At dinner, I did what I’d resolved to do: talk to them about why I’m a prepper. It wasn’t easy, as any prepper who’s done it knows. I value Paul and Mary as friends, and the last thing I want is for them to think I’ve lost it and gone far around the bend. But the threats are very real, very serious, and one or more of them is very likely to materialize over the next few years. In fact, something horrible could happen later today or next week, which is why I have a sense of urgency. It could be widespread rioting and looting or a pandemic or an EMP or a CME. I don’t know, so I try to prepare for anything. And when something does happen, I don’t want Barbara and me to be on our own, which means we need to be in a position to help family and friends.
The big issue is normalcy bias, which affects all of us. Wherever you are on the prepping continuum, from completely unprepared to a Doomsday Prepper, you think everyone who’s distant from you on that continuum is nuts. If you have only a few cans of food in your pantry, an extra case of bottled water, and a spare pack of batteries, you consider that normal and prudent. If you have a 10-year supply of food and water, you consider that normal and prudent. In either case, you think the other guy is nuts.

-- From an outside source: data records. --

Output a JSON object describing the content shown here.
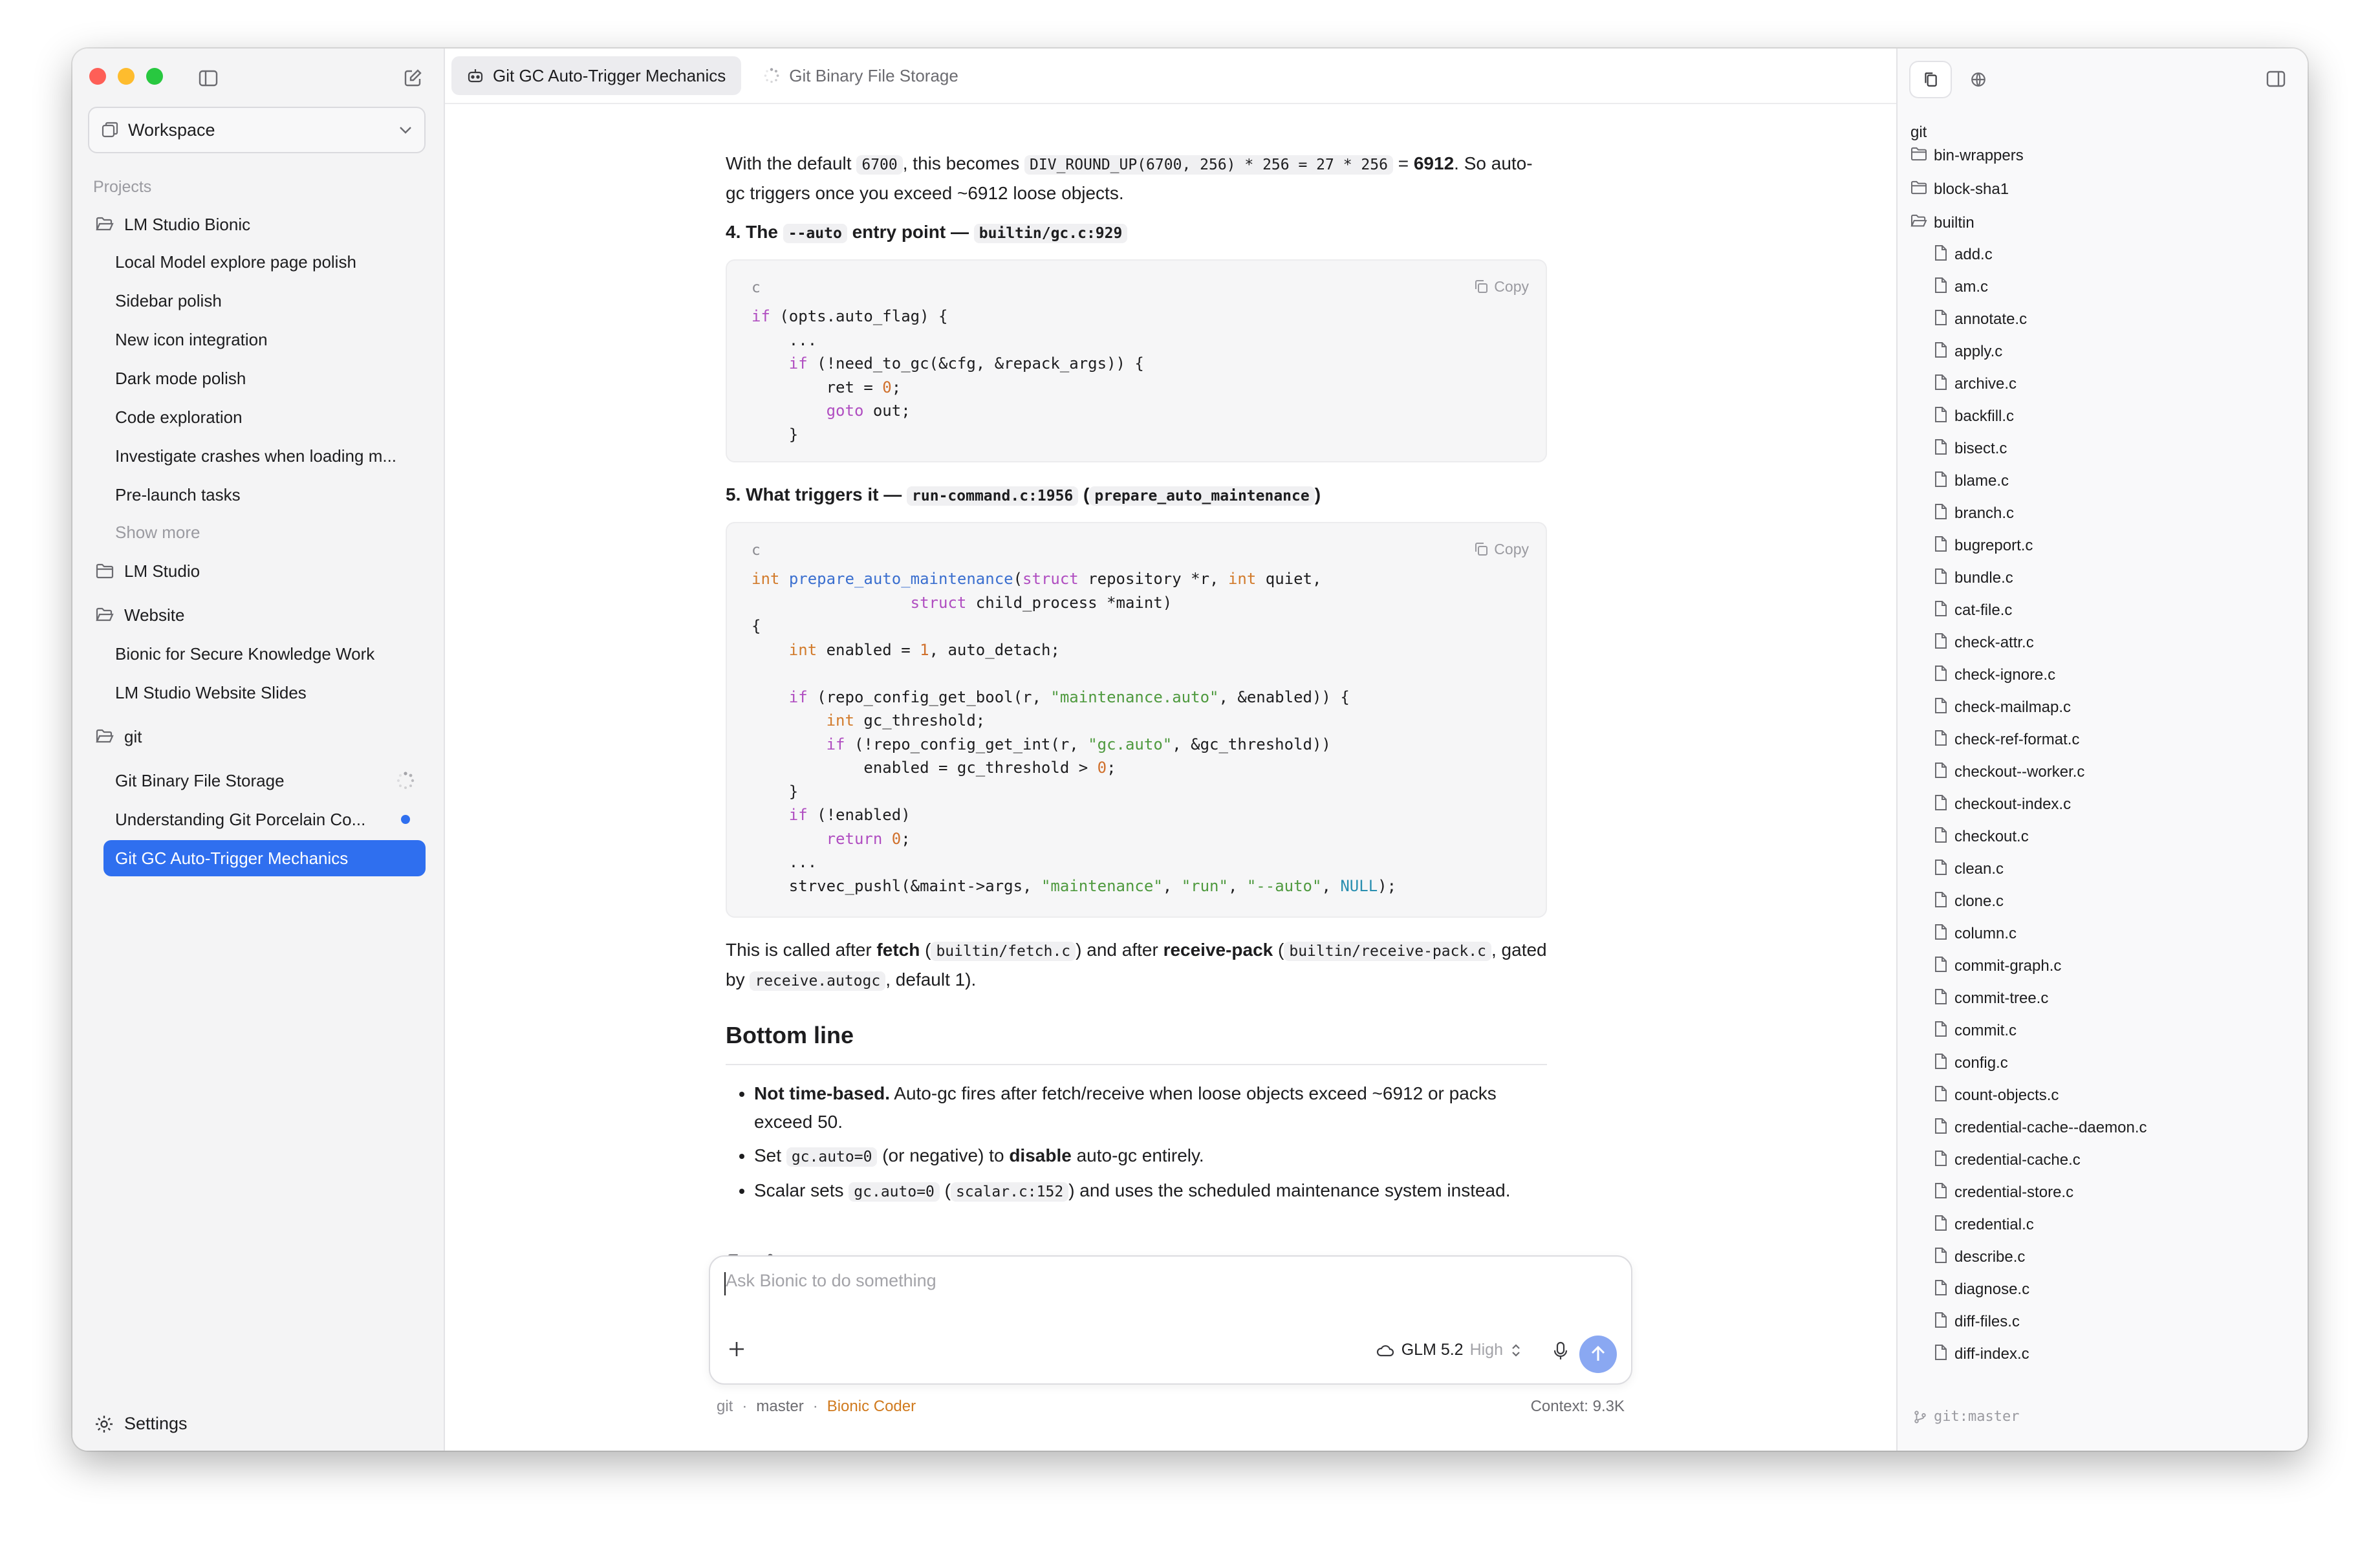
{
  "sidebar": {
    "workspace_label": "Workspace",
    "projects_heading": "Projects",
    "project_1": "LM Studio Bionic",
    "project_1_chats": [
      "Local Model explore page polish",
      "Sidebar polish",
      "New icon integration",
      "Dark mode polish",
      "Code exploration",
      "Investigate crashes when loading m...",
      "Pre-launch tasks"
    ],
    "show_more": "Show more",
    "project_2": "LM Studio",
    "project_3": "Website",
    "project_3_chats": [
      "Bionic for Secure Knowledge Work",
      "LM Studio Website Slides"
    ],
    "project_4": "git",
    "project_4_chats": [
      "Git Binary File Storage",
      "Understanding Git Porcelain Co...",
      "Git GC Auto-Trigger Mechanics"
    ],
    "settings_label": "Settings"
  },
  "tabs": {
    "active": "Git GC Auto-Trigger Mechanics",
    "second": "Git Binary File Storage"
  },
  "content": {
    "p1_a": "With the default ",
    "p1_code1": "6700",
    "p1_b": ", this becomes ",
    "p1_code2": "DIV_ROUND_UP(6700, 256) * 256 = 27 * 256",
    "p1_c": " = ",
    "p1_bold": "6912",
    "p1_d": ". So auto-gc triggers once you exceed ~6912 loose objects.",
    "h4_a": "4. The ",
    "h4_code1": "--auto",
    "h4_b": " entry point — ",
    "h4_code2": "builtin/gc.c:929",
    "code1_lang": "c",
    "copy_label": "Copy",
    "h5_a": "5. What triggers it — ",
    "h5_code1": "run-command.c:1956",
    "h5_b": " (",
    "h5_code2": "prepare_auto_maintenance",
    "h5_c": ")",
    "code2_lang": "c",
    "p2_a": "This is called after ",
    "p2_b1": "fetch",
    "p2_c": " (",
    "p2_code1": "builtin/fetch.c",
    "p2_d": ") and after ",
    "p2_b2": "receive-pack",
    "p2_e": " (",
    "p2_code2": "builtin/receive-pack.c",
    "p2_f": ", gated by ",
    "p2_code3": "receive.autogc",
    "p2_g": ", default 1).",
    "heading": "Bottom line",
    "b1_bold": "Not time-based.",
    "b1_rest": " Auto-gc fires after fetch/receive when loose objects exceed ~6912 or packs exceed 50.",
    "b2_a": "Set ",
    "b2_code": "gc.auto=0",
    "b2_b": " (or negative) to ",
    "b2_bold": "disable",
    "b2_c": " auto-gc entirely.",
    "b3_a": "Scalar sets ",
    "b3_code1": "gc.auto=0",
    "b3_b": " (",
    "b3_code2": "scalar.c:152",
    "b3_c": ") and uses the scheduled maintenance system instead."
  },
  "composer": {
    "placeholder": "Ask Bionic to do something",
    "model": "GLM 5.2",
    "effort": "High"
  },
  "status": {
    "repo": "git",
    "branch": "master",
    "agent": "Bionic Coder",
    "context": "Context: 9.3K"
  },
  "files": {
    "root": "git",
    "folders": [
      "bin-wrappers",
      "block-sha1",
      "builtin"
    ],
    "files": [
      "add.c",
      "am.c",
      "annotate.c",
      "apply.c",
      "archive.c",
      "backfill.c",
      "bisect.c",
      "blame.c",
      "branch.c",
      "bugreport.c",
      "bundle.c",
      "cat-file.c",
      "check-attr.c",
      "check-ignore.c",
      "check-mailmap.c",
      "check-ref-format.c",
      "checkout--worker.c",
      "checkout-index.c",
      "checkout.c",
      "clean.c",
      "clone.c",
      "column.c",
      "commit-graph.c",
      "commit-tree.c",
      "commit.c",
      "config.c",
      "count-objects.c",
      "credential-cache--daemon.c",
      "credential-cache.c",
      "credential-store.c",
      "credential.c",
      "describe.c",
      "diagnose.c",
      "diff-files.c",
      "diff-index.c"
    ],
    "branch_footer": "git:master"
  },
  "colors": {
    "accent": "#2f6fef",
    "send": "#8aa8f2",
    "agent": "#d07a1e"
  }
}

Normalcy bias operates within families as well. For example, Barbara has no problem with maintaining several months of food and other supplies and a good stock of defensive weapons and ammunition. She’s also as in favor of relocating away from the city as I am because she’s concerned about serious widespread rioting and looting. As she said yesterday, it could happen right here tomorrow. But she’s concerned that I’ll go too far or become “obsessed” with prepping, as she puts it. Ironically, Barbara’s place on the prepping continuum means that most people would consider her a nutcase prepper. She’s not nuts. Nor am I. Nor are those of our friends who are completely unprepared. It’s all a matter of normalcy bias.
I’ve been reading history for 50 years, so I’m very much aware that it can happen here. So is the federal government. Why else would they be buying hundreds of millions of rounds of ammunition and burying them in hidden caches distributed in fields and forests all over the country? Why are they distributing MRAPs and other armored vehicles to small-town police forces and even college police departments? The feds are expecting bad things to happen.
The feds are also aware that they’ll be completely unable to deal with any widespread disaster. Consider Katrina. We had a relatively minor emergency that was confined to a small part of the country with the rest of the country unaffected and able to help. We had plenty of warning. And what happened? The federal response was completely useless. Many people were without power for weeks or even months. Many went for a long time without even food or safe drinking water. The emergency communications system failed completely, leaving federal responders to depend on ham radio operators for all comms. And thousands of people ended up being housed long term in trailers and sports stadiums, which were hell holes. And all that from a minor emergency. Imagine what would happen in a major long-term emergency like a pandemic or a grid-down situation that affected most or all of the country, or indeed the world. We’d be on our own, with just what resources we, our families, and our friends could bring to bear. That would concern me even if I knew for a fact that the probability of such an event was only 1% over the next decade. But I think the probability is considerably higher than that, and that opinion is shared by an awful lot of very bright, well-informed people.